Dara O’Briain‘s column in the Guardian today destroys Sir Alex Ferguson’s inane “what-could-have-been” bluster, his complaint that Rafael’s second yellow card in the Champions League second leg quarterfinal against Bayern Munich absolutely cost United a chance to go through:
The point is, Ferguson, like the rest of us, needs to have a moment to point to, a moment where his favourite parallel universe, the one where he wins the Champions League, disappeared down the track without him.
And if quantum physics is right, that universe really exists. But then again, so does the universe where Lionel Messi lies on the turf a broken man, as I, yet again, clear the ball off his toe and scamper down the field.
It seems former Portsmouth manager Harry Redknapp also has his own unique view of how the financial decisions or “causes,” if you want to get all classical physics about it, taken during his tenure at Pompey led to the “effect” of a universe in which Pompey is going into administration and losing their own century-old ground on the eve of an FA Cup semifinal. None of those causes apparently involve him:
“The problem was that the owner when I was there, Sacha Gaydamak, suddenly lost interest and stopped putting money in,” Redknapp said. “They have not funded the club [since he left]. It only holds 19,000 people, there is no [corporate] hospitality. That’s the trouble. And who knows where the money has gone? Who owns the land around the stadium? I wouldn’t know.”
Ian over at the maddeningly marvelous twohundredpercent isn’t quite ready to let Redknapp completely off the hook in the wake of the financially damaged clubs under his previous purview:
There is a clear line in the sand to draw between managers that frequently turn up as fire fighters at clubs that are already in desperate financial straits and the circumstances of Harry Redknapp’s career. It remains a stark fact that every club that Harry Redknapp has been involved with as a manager (Bournemouth, West Ham United, Portsmouth and Southampton) has suffered desperate hardship after his departure. This may merely come down to being a matter of Redknapp being persuasive when it comes to persuading chairmen to make money that a club has available. It may be just a coincidence (after all, Redknapp’s departure from Bournemouth in 1992 and West Ham in 2001 can hardly be blamed upon their current circumstances). The whispering, however, continues.

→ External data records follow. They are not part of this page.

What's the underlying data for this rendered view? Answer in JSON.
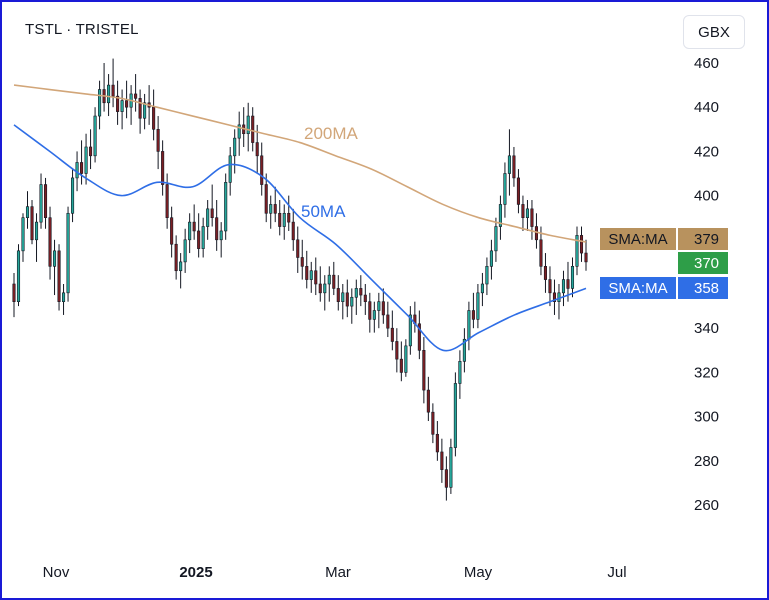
{
  "header": {
    "title": "TSTL · TRISTEL",
    "currency": "GBX"
  },
  "colors": {
    "up": "#26a69a",
    "down": "#7a1f24",
    "wick": "#131722",
    "sma200": "#d2a679",
    "sma50": "#2f6ee6",
    "last_price": "#2e9e48",
    "sma200_tag": "#b8925e",
    "sma50_tag": "#2f6ee6"
  },
  "chart_data": {
    "type": "candlestick",
    "y_axis": {
      "ticks": [
        260,
        280,
        300,
        320,
        340,
        360,
        380,
        400,
        420,
        440,
        460
      ]
    },
    "x_axis": {
      "ticks": [
        "Nov",
        "2025",
        "Mar",
        "May",
        "Jul"
      ],
      "bold": [
        "2025"
      ]
    },
    "annotations": [
      {
        "text": "200MA",
        "series": "sma200"
      },
      {
        "text": "50MA",
        "series": "sma50"
      }
    ],
    "price_tags": [
      {
        "label": "SMA:MA",
        "value": "379",
        "series": "sma200"
      },
      {
        "label": "",
        "value": "370",
        "series": "last"
      },
      {
        "label": "SMA:MA",
        "value": "358",
        "series": "sma50"
      }
    ],
    "candles": [
      [
        360,
        365,
        345,
        352
      ],
      [
        352,
        378,
        350,
        375
      ],
      [
        375,
        392,
        370,
        390
      ],
      [
        390,
        402,
        385,
        395
      ],
      [
        395,
        398,
        378,
        380
      ],
      [
        380,
        392,
        370,
        388
      ],
      [
        388,
        410,
        385,
        405
      ],
      [
        405,
        408,
        385,
        390
      ],
      [
        390,
        395,
        362,
        368
      ],
      [
        368,
        380,
        355,
        375
      ],
      [
        375,
        378,
        348,
        352
      ],
      [
        352,
        360,
        346,
        356
      ],
      [
        356,
        395,
        352,
        392
      ],
      [
        392,
        412,
        388,
        408
      ],
      [
        408,
        420,
        402,
        415
      ],
      [
        415,
        425,
        405,
        410
      ],
      [
        410,
        428,
        405,
        422
      ],
      [
        422,
        430,
        412,
        418
      ],
      [
        418,
        440,
        415,
        436
      ],
      [
        436,
        452,
        430,
        448
      ],
      [
        448,
        460,
        438,
        442
      ],
      [
        442,
        455,
        436,
        450
      ],
      [
        450,
        462,
        440,
        445
      ],
      [
        445,
        452,
        432,
        438
      ],
      [
        438,
        448,
        430,
        443
      ],
      [
        443,
        452,
        435,
        440
      ],
      [
        440,
        450,
        432,
        446
      ],
      [
        446,
        455,
        438,
        444
      ],
      [
        444,
        448,
        428,
        435
      ],
      [
        435,
        446,
        430,
        442
      ],
      [
        442,
        450,
        432,
        440
      ],
      [
        440,
        448,
        425,
        430
      ],
      [
        430,
        436,
        412,
        420
      ],
      [
        420,
        425,
        400,
        405
      ],
      [
        405,
        410,
        385,
        390
      ],
      [
        390,
        395,
        372,
        378
      ],
      [
        378,
        382,
        362,
        366
      ],
      [
        366,
        374,
        358,
        370
      ],
      [
        370,
        385,
        365,
        380
      ],
      [
        380,
        392,
        374,
        388
      ],
      [
        388,
        396,
        380,
        384
      ],
      [
        384,
        392,
        372,
        376
      ],
      [
        376,
        390,
        372,
        386
      ],
      [
        386,
        398,
        380,
        394
      ],
      [
        394,
        405,
        386,
        390
      ],
      [
        390,
        398,
        375,
        380
      ],
      [
        380,
        388,
        372,
        384
      ],
      [
        384,
        410,
        380,
        406
      ],
      [
        406,
        422,
        400,
        418
      ],
      [
        418,
        430,
        410,
        426
      ],
      [
        426,
        438,
        418,
        432
      ],
      [
        432,
        440,
        422,
        428
      ],
      [
        428,
        442,
        420,
        436
      ],
      [
        436,
        440,
        420,
        424
      ],
      [
        424,
        432,
        410,
        418
      ],
      [
        418,
        424,
        400,
        405
      ],
      [
        405,
        410,
        388,
        392
      ],
      [
        392,
        400,
        385,
        396
      ],
      [
        396,
        404,
        388,
        392
      ],
      [
        392,
        398,
        382,
        386
      ],
      [
        386,
        396,
        380,
        392
      ],
      [
        392,
        400,
        384,
        388
      ],
      [
        388,
        394,
        375,
        380
      ],
      [
        380,
        386,
        365,
        372
      ],
      [
        372,
        380,
        362,
        368
      ],
      [
        368,
        375,
        358,
        362
      ],
      [
        362,
        370,
        356,
        366
      ],
      [
        366,
        372,
        355,
        360
      ],
      [
        360,
        368,
        352,
        356
      ],
      [
        356,
        364,
        348,
        360
      ],
      [
        360,
        368,
        352,
        364
      ],
      [
        364,
        370,
        355,
        358
      ],
      [
        358,
        364,
        348,
        352
      ],
      [
        352,
        360,
        344,
        356
      ],
      [
        356,
        362,
        345,
        350
      ],
      [
        350,
        358,
        342,
        354
      ],
      [
        354,
        362,
        346,
        358
      ],
      [
        358,
        364,
        350,
        355
      ],
      [
        355,
        360,
        346,
        352
      ],
      [
        352,
        356,
        338,
        344
      ],
      [
        344,
        352,
        338,
        348
      ],
      [
        348,
        356,
        340,
        352
      ],
      [
        352,
        358,
        342,
        346
      ],
      [
        346,
        352,
        336,
        340
      ],
      [
        340,
        348,
        330,
        334
      ],
      [
        334,
        340,
        320,
        326
      ],
      [
        326,
        334,
        316,
        320
      ],
      [
        320,
        335,
        318,
        332
      ],
      [
        332,
        350,
        328,
        346
      ],
      [
        346,
        352,
        338,
        342
      ],
      [
        342,
        348,
        326,
        330
      ],
      [
        330,
        336,
        306,
        312
      ],
      [
        312,
        318,
        298,
        302
      ],
      [
        302,
        306,
        288,
        292
      ],
      [
        292,
        298,
        280,
        284
      ],
      [
        284,
        290,
        270,
        276
      ],
      [
        276,
        282,
        262,
        268
      ],
      [
        268,
        290,
        265,
        286
      ],
      [
        286,
        320,
        282,
        315
      ],
      [
        315,
        330,
        308,
        325
      ],
      [
        325,
        340,
        320,
        335
      ],
      [
        335,
        352,
        330,
        348
      ],
      [
        348,
        356,
        340,
        344
      ],
      [
        344,
        360,
        340,
        356
      ],
      [
        356,
        365,
        350,
        360
      ],
      [
        360,
        372,
        355,
        368
      ],
      [
        368,
        380,
        362,
        375
      ],
      [
        375,
        390,
        370,
        386
      ],
      [
        386,
        400,
        380,
        396
      ],
      [
        396,
        415,
        390,
        410
      ],
      [
        410,
        430,
        400,
        418
      ],
      [
        418,
        422,
        404,
        408
      ],
      [
        408,
        412,
        392,
        396
      ],
      [
        396,
        400,
        384,
        390
      ],
      [
        390,
        398,
        384,
        394
      ],
      [
        394,
        398,
        380,
        386
      ],
      [
        386,
        392,
        376,
        380
      ],
      [
        380,
        386,
        364,
        368
      ],
      [
        368,
        374,
        356,
        362
      ],
      [
        362,
        368,
        350,
        356
      ],
      [
        356,
        362,
        346,
        352
      ],
      [
        352,
        360,
        344,
        356
      ],
      [
        356,
        366,
        350,
        362
      ],
      [
        362,
        370,
        352,
        358
      ],
      [
        358,
        372,
        354,
        368
      ],
      [
        368,
        386,
        364,
        382
      ],
      [
        382,
        386,
        370,
        374
      ],
      [
        374,
        380,
        366,
        370
      ]
    ],
    "sma200": [
      450,
      448,
      446,
      444,
      440,
      436,
      432,
      428,
      424,
      418,
      412,
      404,
      396,
      390,
      386,
      382,
      379
    ],
    "sma50": [
      432,
      420,
      408,
      400,
      406,
      404,
      414,
      408,
      390,
      378,
      362,
      346,
      330,
      338,
      346,
      352,
      358
    ]
  }
}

Still, Redknapp has a point. As any quantum physicist will tell you, there is no straight line between cause and effect from which you can work backwards and parse out the innocent from the guilty. Hence SAF can’t tell you with any certainty that Rafael’s sending off prevented Manchester United from going through to the semifinals in all possible worlds.
But as chaotic as football finances can seem in the English game, it is far more predictable than the product it sells on the pitch. Clubs spending upwards of 70% of turnover on player wages will predictably go into debt. Clubs reliant on one investor to pay all the bills at the end of the year will be predictably less stable than a club that spends money generated from turnover alone. Enormous wage taxes unpaid to the HMRC because of the football creditors’ rule, under which clubs must be paid transfer fees before any other creditors, predictably lead to winding up orders. If we’re still using the physics metaphor, we are not talking about Schroedinger’s Cat here; this is something a little more akin to gravity.
Redknapp may not be guilty for driving Pompey into the ground, but neither is he blameless. Rather, his pressure on board members to spend sums on players on they might not otherwise be able to reasonably afford with promises of glory (and therefore money, as football’s money men seem to assume more on faith than reason) is but one symptom of the disease currently crippling English football at all levels, especially the most vulnerable. Redknapp’s talent at arm-twisting greedy board members is not a crime, but rather one more rung on a one-way ladder.
- Get your pre-World Cup tension on. The same day the prospect of unsold tickets for the tournament in South Africa is called a “tragedy” by Fifa secretary-general, Jérôme Valcke, a group linked to Al-Qaeda (a conclusion we hope has been drawn by someone with actual knowledge of international terrorist organizations and not some sensationalist reporter on a web browser, fingers crossed!) has threatened to bomb the England v. USA opener.
- Vanessa Perroncel‘s unsexy testimonial to the Guardian says way more about the extraordinarily aggressive tabloid journalism in England than it says about John Terry.
- Kenn Tomasch reminisces about a time when Major Indoor Soccer League was considered worthy enough for a ten minute television news segment.
- The Guardian gets some soccer bloggers on a couch together to shoot the shit on government regulation of football.